El objetivo de este proyecto de innovación educativa es que los escolares investiguen el estado del Mar Menor, a la vez que realizan un servicio a la comunidad concienciando sobre la protección del caballito de mar. Se combina así educación ambiental con el uso de las tecnologías en un aula del futuro del centro.
El proyecto surgió de la curiosidad de los alumnos de primer ciclo de Primaria durante una clase de ciencias naturales que trataba sobre los animales en peligro de extinción.
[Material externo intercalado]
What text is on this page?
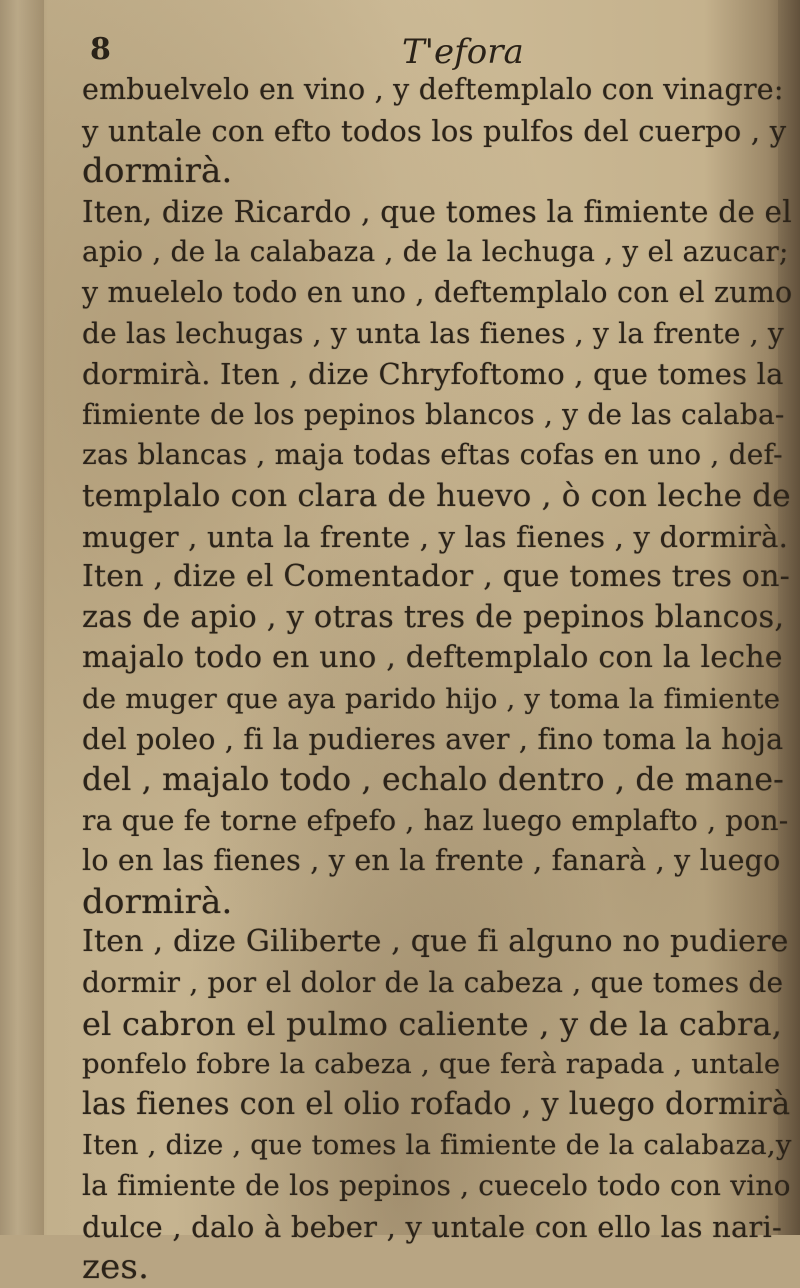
8	T'efora
embuelvelo en vino , y deftemplalo con vinagre:
y untale con efto todos los pulfos del cuerpo , y
dormirà.
Iten, dize Ricardo , que tomes la fimiente de el
apio , de la calabaza , de la lechuga , y el azucar;
y muelelo todo en uno , deftemplalo con el zumo
de las lechugas , y unta las fienes , y la frente , y
dormirà. Iten , dize Chryfoftomo , que tomes la
fimiente de los pepinos blancos , y de las calaba-
zas blancas , maja todas eftas cofas en uno , def-
templalo con clara de huevo , ò con leche de
muger , unta la frente , y las fienes , y dormirà.
Iten , dize el Comentador , que tomes tres on-
zas de apio , y otras tres de pepinos blancos,
majalo todo en uno , deftemplalo con la leche
de muger que aya parido hijo , y toma la fimiente
del poleo , fi la pudieres aver , fino toma la hoja
del , majalo todo , echalo dentro , de mane-
ra que fe torne efpefo , haz luego emplafto , pon-
lo en las fienes , y en la frente , fanarà , y luego
dormirà.
Iten , dize Giliberte , que fi alguno no pudiere
dormir , por el dolor de la cabeza , que tomes de
el cabron el pulmo caliente , y de la cabra,
ponfelo fobre la cabeza , que ferà rapada , untale
las fienes con el olio rofado , y luego dormirà
Iten , dize , que tomes la fimiente de la calabaza,y
la fimiente de los pepinos , cuecelo todo con vino
dulce , dalo à beber , y untale con ello las nari-
zes.
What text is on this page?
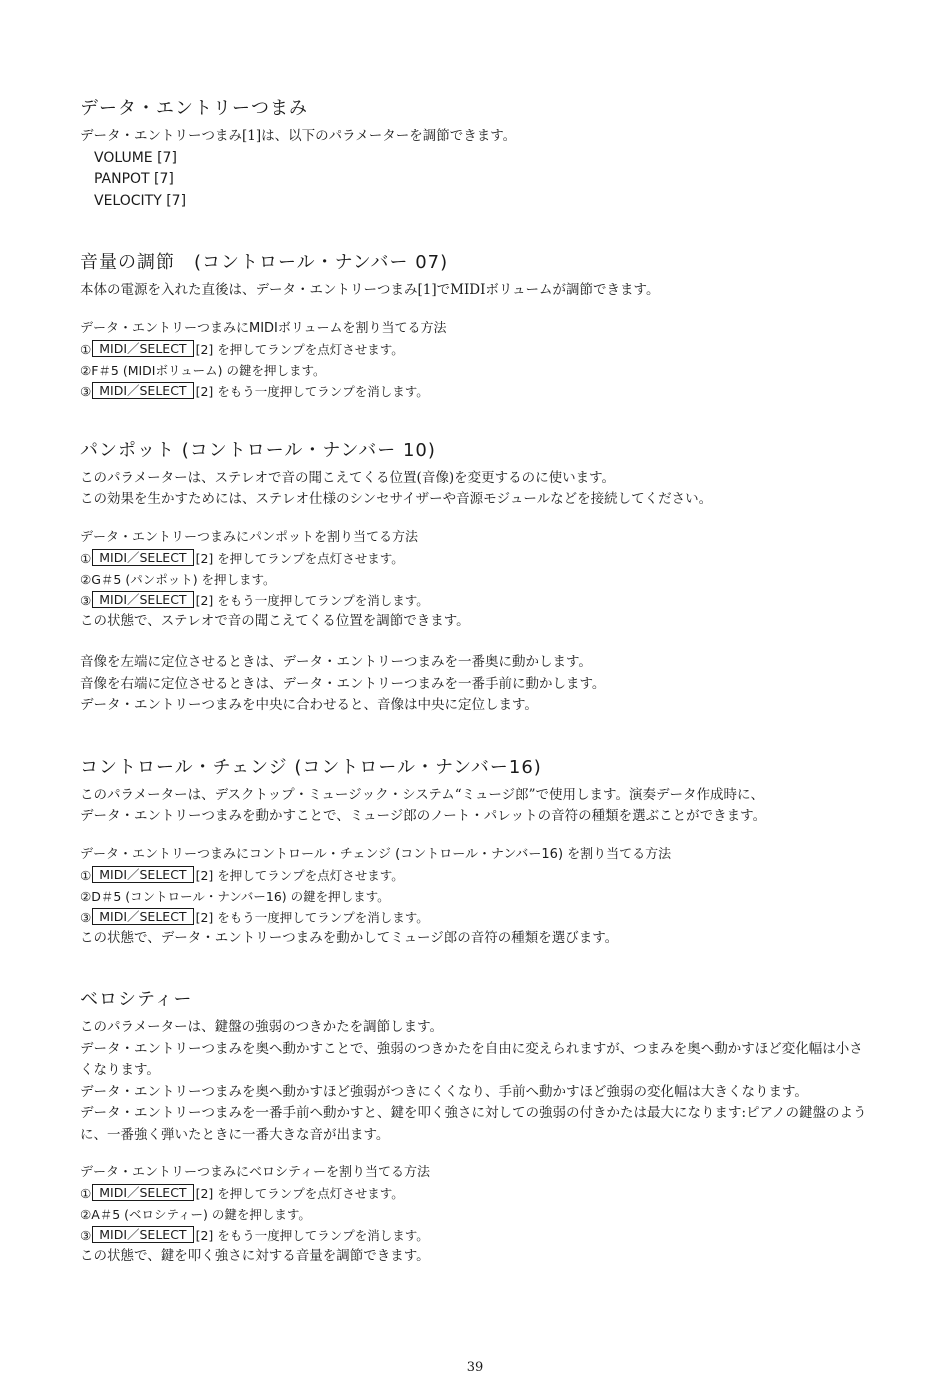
データ・エントリーつまみ

データ・エントリーつまみ[1]は、以下のパラメーターを調節できます。

VOLUME [7]

PANPOT [7]

VELOCITY [7]

音量の調節　(コントロール・ナンバー 07)

本体の電源を入れた直後は、データ・エントリーつまみ[1]でMIDIボリュームが調節できます。

データ・エントリーつまみにMIDIボリュームを割り当てる方法

① MIDI／SELECT [2] を押してランプを点灯させます。

②F＃5 (MIDIボリューム) の鍵を押します。

③ MIDI／SELECT [2] をもう一度押してランプを消します。

パンポット (コントロール・ナンバー 10)

このパラメーターは、ステレオで音の聞こえてくる位置(音像)を変更するのに使います。

この効果を生かすためには、ステレオ仕様のシンセサイザーや音源モジュールなどを接続してください。

データ・エントリーつまみにパンポットを割り当てる方法

① MIDI／SELECT [2] を押してランプを点灯させます。

②G＃5 (パンポット) を押します。

③ MIDI／SELECT [2] をもう一度押してランプを消します。

この状態で、ステレオで音の聞こえてくる位置を調節できます。

音像を左端に定位させるときは、データ・エントリーつまみを一番奥に動かします。

音像を右端に定位させるときは、データ・エントリーつまみを一番手前に動かします。

データ・エントリーつまみを中央に合わせると、音像は中央に定位します。

コントロール・チェンジ (コントロール・ナンバー16)

このパラメーターは、デスクトップ・ミュージック・システム“ミュージ郎”で使用します。演奏データ作成時に、

データ・エントリーつまみを動かすことで、ミュージ郎のノート・パレットの音符の種類を選ぶことができます。

データ・エントリーつまみにコントロール・チェンジ (コントロール・ナンバー16) を割り当てる方法

① MIDI／SELECT [2] を押してランプを点灯させます。

②D＃5 (コントロール・ナンバー16) の鍵を押します。

③ MIDI／SELECT [2] をもう一度押してランプを消します。

この状態で、データ・エントリーつまみを動かしてミュージ郎の音符の種類を選びます。

ベロシティー

このパラメーターは、鍵盤の強弱のつきかたを調節します。

データ・エントリーつまみを奥へ動かすことで、強弱のつきかたを自由に変えられますが、つまみを奥へ動かすほど変化幅は小さくなります。

データ・エントリーつまみを奥へ動かすほど強弱がつきにくくなり、手前へ動かすほど強弱の変化幅は大きくなります。

データ・エントリーつまみを一番手前へ動かすと、鍵を叩く強さに対しての強弱の付きかたは最大になります:ピアノの鍵盤のように、一番強く弾いたときに一番大きな音が出ます。

データ・エントリーつまみにベロシティーを割り当てる方法

① MIDI／SELECT [2] を押してランプを点灯させます。

②A＃5 (ベロシティー) の鍵を押します。

③ MIDI／SELECT [2] をもう一度押してランプを消します。

この状態で、鍵を叩く強さに対する音量を調節できます。

39
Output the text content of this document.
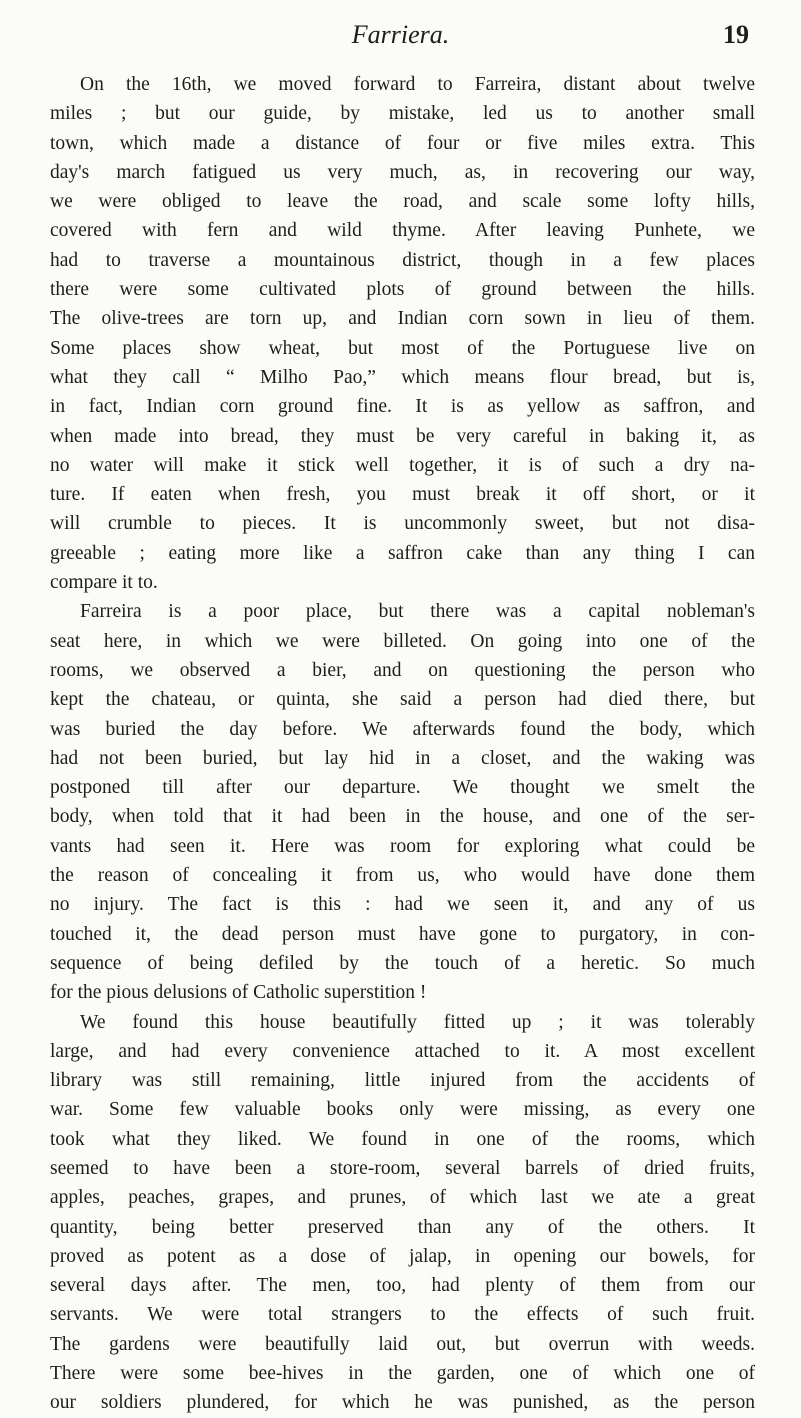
Farriera.	19
On the 16th, we moved forward to Farreira, distant about twelve
miles ; but our guide, by mistake, led us to another small
town, which made a distance of four or five miles extra. This
day's march fatigued us very much, as, in recovering our way,
we were obliged to leave the road, and scale some lofty hills,
covered with fern and wild thyme. After leaving Punhete, we
had to traverse a mountainous district, though in a few places
there were some cultivated plots of ground between the hills.
The olive-trees are torn up, and Indian corn sown in lieu of them.
Some places show wheat, but most of the Portuguese live on
what they call “ Milho Pao,” which means flour bread, but is,
in fact, Indian corn ground fine. It is as yellow as saffron, and
when made into bread, they must be very careful in baking it, as
no water will make it stick well together, it is of such a dry na-
ture. If eaten when fresh, you must break it off short, or it
will crumble to pieces. It is uncommonly sweet, but not disa-
greeable ; eating more like a saffron cake than any thing I can
compare it to.
Farreira is a poor place, but there was a capital nobleman's
seat here, in which we were billeted. On going into one of the
rooms, we observed a bier, and on questioning the person who
kept the chateau, or quinta, she said a person had died there, but
was buried the day before. We afterwards found the body, which
had not been buried, but lay hid in a closet, and the waking was
postponed till after our departure. We thought we smelt the
body, when told that it had been in the house, and one of the ser-
vants had seen it. Here was room for exploring what could be
the reason of concealing it from us, who would have done them
no injury. The fact is this : had we seen it, and any of us
touched it, the dead person must have gone to purgatory, in con-
sequence of being defiled by the touch of a heretic. So much
for the pious delusions of Catholic superstition !
We found this house beautifully fitted up ; it was tolerably
large, and had every convenience attached to it. A most excellent
library was still remaining, little injured from the accidents of
war. Some few valuable books only were missing, as every one
took what they liked. We found in one of the rooms, which
seemed to have been a store-room, several barrels of dried fruits,
apples, peaches, grapes, and prunes, of which last we ate a great
quantity, being better preserved than any of the others. It
proved as potent as a dose of jalap, in opening our bowels, for
several days after. The men, too, had plenty of them from our
servants. We were total strangers to the effects of such fruit.
The gardens were beautifully laid out, but overrun with weeds.
There were some bee-hives in the garden, one of which one of
our soldiers plundered, for which he was punished, as the person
Los estudiantes recopilaron relatos de sus abuelos sobre la vida marina que había en los fondos del Mar Menor hace unos años, lo que motivó la implicación del alumnado para cuidar y conservar la actual población de caballitos de mar.
El consejero de Educación y Formación Profesional, Víctor Marín, destacó que "los centros de la Región desarrollan este curso 67 proyectos de innovación educativa, con un incremento del diez por ciento respecto al curso anterior, lo que permite a los docentes implicar al alumnado en actividades mediante metodologías activas basadas en proyectos y trabajo colaborativo, y desarrollar la creatividad, el pensamiento crítico, la comunicación y la competencia digital". Un total de 540 docentes participan en este tipo de proyectos durante este curso.
El alumnado del colegio Nuestra Señora de Fátima ha finalizado la primera fase de su proyecto, que incluye la detección de ideas y motivación con cuentos, y actualmente trabajan en la fase dos, centrada en la investigación científica a través de la búsqueda de información en internet.
Durante el proyecto están guiados por un docente que se encarga de orientarlos en sus búsquedas y de involucrar a los alumnos en la creación de productos diversos como el disfraz de carnaval relacionado con los caballitos de mar y una obra de teatro final sobre este tema. Además, las familias también se han implicado en la actividad.
En el proyecto colabora la asociación Hippocampus, que se encarga de recoger datos para aumentar las poblaciones de caballitos de mar, y que imparte charlas formativas a los estudiantes.